My name is Sarah and I blog over at MumofThree World, where I’m usually found writing about family life with my two big boys and my little girl. I love reading and love sharing my thoughts on books.
I’m a big fan of Kate Atkinson’s Jackson Brodie crime novels. They are just so British. Behind the Scenes at the Museum came before them, it was Kate Atkinson’s very first novel. It is different from the Brodie books. You wouldn’t know they were written by the same author, except that they are both brilliantly written, humorous and quite dark.
Behind the Scenes at the Museum is narrated by Ruby, the youngest of three sisters, growing up in the 1950s in a family which doesn’t seem to care. The story charts her life right through to the 1990s. Ruby talks about her family and the many mishaps they endure. Sadly, rather a lot of them die along the way.

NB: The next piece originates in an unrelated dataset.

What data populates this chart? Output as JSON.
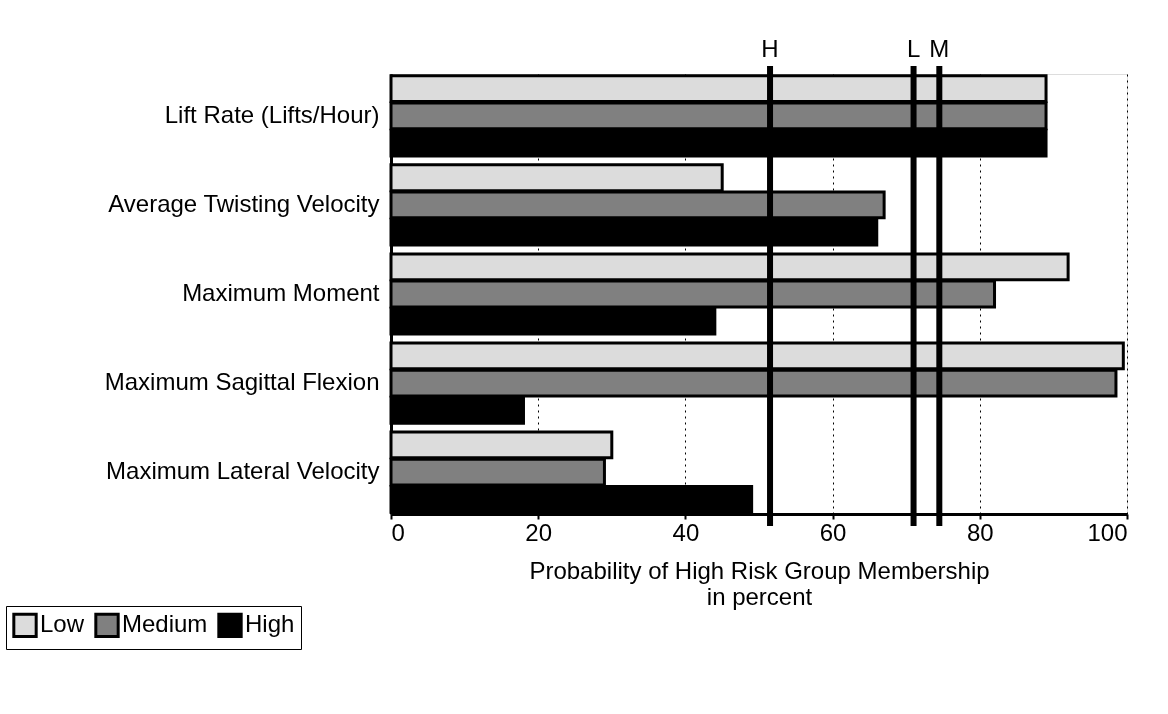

Every other chapter goes back in time to Ruby’s grandmother’s childhood (the grandmother appears as an old lady too). Over the years, the family is touched by plenty of tragedy and a load of extremely bad parenting by generations of women.
About three quarters of the way through the book, there is a big twist which totally shocked me and had me in buckets of tears. This made sense of a lot Ruby’s peculiar behaviour and the reasons for her mother treating her so badly.
This is a brilliant book, easy to read and entertaining and I would recommend it to anyone (although I did keep a page folded for reference to help me remember all of the family members!). A great Christmas present for anyone who enjoys reading. It’s a long book, but fast-moving and not too challenging.
I asked other bloggers for reviews for books of all ages as part of our Christmas TRH Book Advent. Maybe slip a book into the advent for yourself – I’m sure some of the other books the children will want to read again and again anyway, or some of them may be too big for one sitting. I feel it’s important that we model the behaviour we want our children to do – so they really need to see you sitting down reading too (whether that’s with a book or a kindle etc).
As adults are very important people I thought that I would couple this with another important person – I like to call him Father Christmas but you can also call him Santa. We painted the toilet roll holder (TRH) black to represent his trousers and boots. We then cut a circle from white paper and drew on a smiley face and glued it on. Then simply we made a cone shape out of red paper and a red cloak too and attached them. Then glued on cotton wool for his beard and white bits around his hat.